Les places publiques deviennent le théâtre d’un bras de fer entre les forces de l’ordre et les manifestants. Lomé, assiégée chaque week-end, vibre au rythme des mots d’ordre de l’opposition. Jean-Pierre Fabre, figure montante de cette nouvelle génération d’opposants, incarne alors un espoir de rupture avec le système ancien. Le pouvoir, de son côté, reste inflexible. Les manifestations sont régulièrement dispersées, parfois dans la violence.
Du FRAC au CST : une coalition plus large pour un même combat
En 2012, les frustrations s’amplifient. La dynamique du FRAC se mue en un nouveau front plus large : le Collectif Sauvons le Togo (CST). Cette coalition regroupe partis politiques, syndicats, ONG, figures de la société civile et leaders religieux. Le CST redonne un souffle aux mobilisations et impose une lecture transversale de la crise : celle d’un pays en panne de démocratie, miné par la corruption, la pauvreté et les violations des droits humains.
Le mot d’ordre reste le même : obtenir des réformes électorales crédibles avant les législatives à venir. Mais le gouvernement, jouant sur l’essoufflement du mouvement et les divisions internes, temporise et manœuvre.
Législatives de 2013 : entre boycott, participation et désillusion
En juillet 2013, malgré un climat toujours sous tension, les législatives sont organisées. L’ANC, membre du CST, décide finalement de participer au scrutin, espérant briser le verrouillage institutionnel. Mais les résultats sont une douche froide : l’UNIR (parti au pouvoir) conserve une large majorité parlementaire. Le rêve d’un contre-pouvoir structuré à l’Assemblée nationale s’éloigne.
La participation électorale est faible, reflet d’une démobilisation progressive d’une partie de la population, lassée par des années de combats sans victoire tangible. Le pouvoir, de son côté, en sort renforcé, avec une opposition parlementaire morcelée et un terrain politique maîtrisé.

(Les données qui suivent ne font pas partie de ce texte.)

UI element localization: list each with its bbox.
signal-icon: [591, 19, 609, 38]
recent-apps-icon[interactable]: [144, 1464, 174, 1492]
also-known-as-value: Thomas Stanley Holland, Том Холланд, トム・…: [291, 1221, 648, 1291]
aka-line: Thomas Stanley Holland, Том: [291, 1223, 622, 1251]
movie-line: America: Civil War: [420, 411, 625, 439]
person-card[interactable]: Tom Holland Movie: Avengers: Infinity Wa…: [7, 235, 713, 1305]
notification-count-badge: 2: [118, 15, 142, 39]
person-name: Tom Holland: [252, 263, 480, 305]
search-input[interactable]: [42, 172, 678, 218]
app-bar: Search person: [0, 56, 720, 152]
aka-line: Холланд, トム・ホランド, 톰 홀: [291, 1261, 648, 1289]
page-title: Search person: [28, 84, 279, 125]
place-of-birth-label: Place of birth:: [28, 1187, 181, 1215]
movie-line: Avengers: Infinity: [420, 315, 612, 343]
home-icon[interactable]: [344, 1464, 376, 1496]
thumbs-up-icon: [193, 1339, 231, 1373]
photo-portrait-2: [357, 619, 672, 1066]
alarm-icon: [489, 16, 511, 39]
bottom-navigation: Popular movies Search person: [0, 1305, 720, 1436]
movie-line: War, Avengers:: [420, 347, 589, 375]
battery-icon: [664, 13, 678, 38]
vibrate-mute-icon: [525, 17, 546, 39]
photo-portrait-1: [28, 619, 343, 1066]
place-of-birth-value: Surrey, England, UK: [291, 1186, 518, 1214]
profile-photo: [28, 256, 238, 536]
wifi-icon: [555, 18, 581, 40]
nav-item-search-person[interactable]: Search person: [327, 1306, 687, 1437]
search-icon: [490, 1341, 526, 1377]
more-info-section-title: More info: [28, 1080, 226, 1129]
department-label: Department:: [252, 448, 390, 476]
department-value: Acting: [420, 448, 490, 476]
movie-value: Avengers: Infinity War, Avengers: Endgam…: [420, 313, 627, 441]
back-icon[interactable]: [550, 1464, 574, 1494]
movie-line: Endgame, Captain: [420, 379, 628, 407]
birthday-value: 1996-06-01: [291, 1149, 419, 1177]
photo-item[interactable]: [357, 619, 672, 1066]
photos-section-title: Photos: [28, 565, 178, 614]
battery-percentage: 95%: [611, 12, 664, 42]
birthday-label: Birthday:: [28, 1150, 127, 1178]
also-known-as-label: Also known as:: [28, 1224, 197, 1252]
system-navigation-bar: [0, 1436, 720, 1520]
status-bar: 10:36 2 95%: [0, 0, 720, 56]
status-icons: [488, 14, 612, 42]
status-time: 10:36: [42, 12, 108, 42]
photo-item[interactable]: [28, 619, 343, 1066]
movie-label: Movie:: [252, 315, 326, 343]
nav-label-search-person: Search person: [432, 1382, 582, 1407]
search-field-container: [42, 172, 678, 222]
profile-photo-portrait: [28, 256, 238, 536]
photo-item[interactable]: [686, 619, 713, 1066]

Une page tournée, mais pas refermée
La période 2010-2013 reste un moment crucial dans l’histoire politique du Togo. Elle marque l’entrée dans une nouvelle phase de contestation, plus structurée mais aussi plus fragmentée. La création de l’ANC, la montée en puissance de Jean-Pierre Fabre, les manifestations hebdomadaires du FRAC, puis du CST, traduisent une volonté citoyenne de rupture avec le système hérité d’Eyadéma. Mais face à un régime solidement ancré, les failles stratégiques de l’opposition et le poids de la répression ont fini par neutraliser les élans.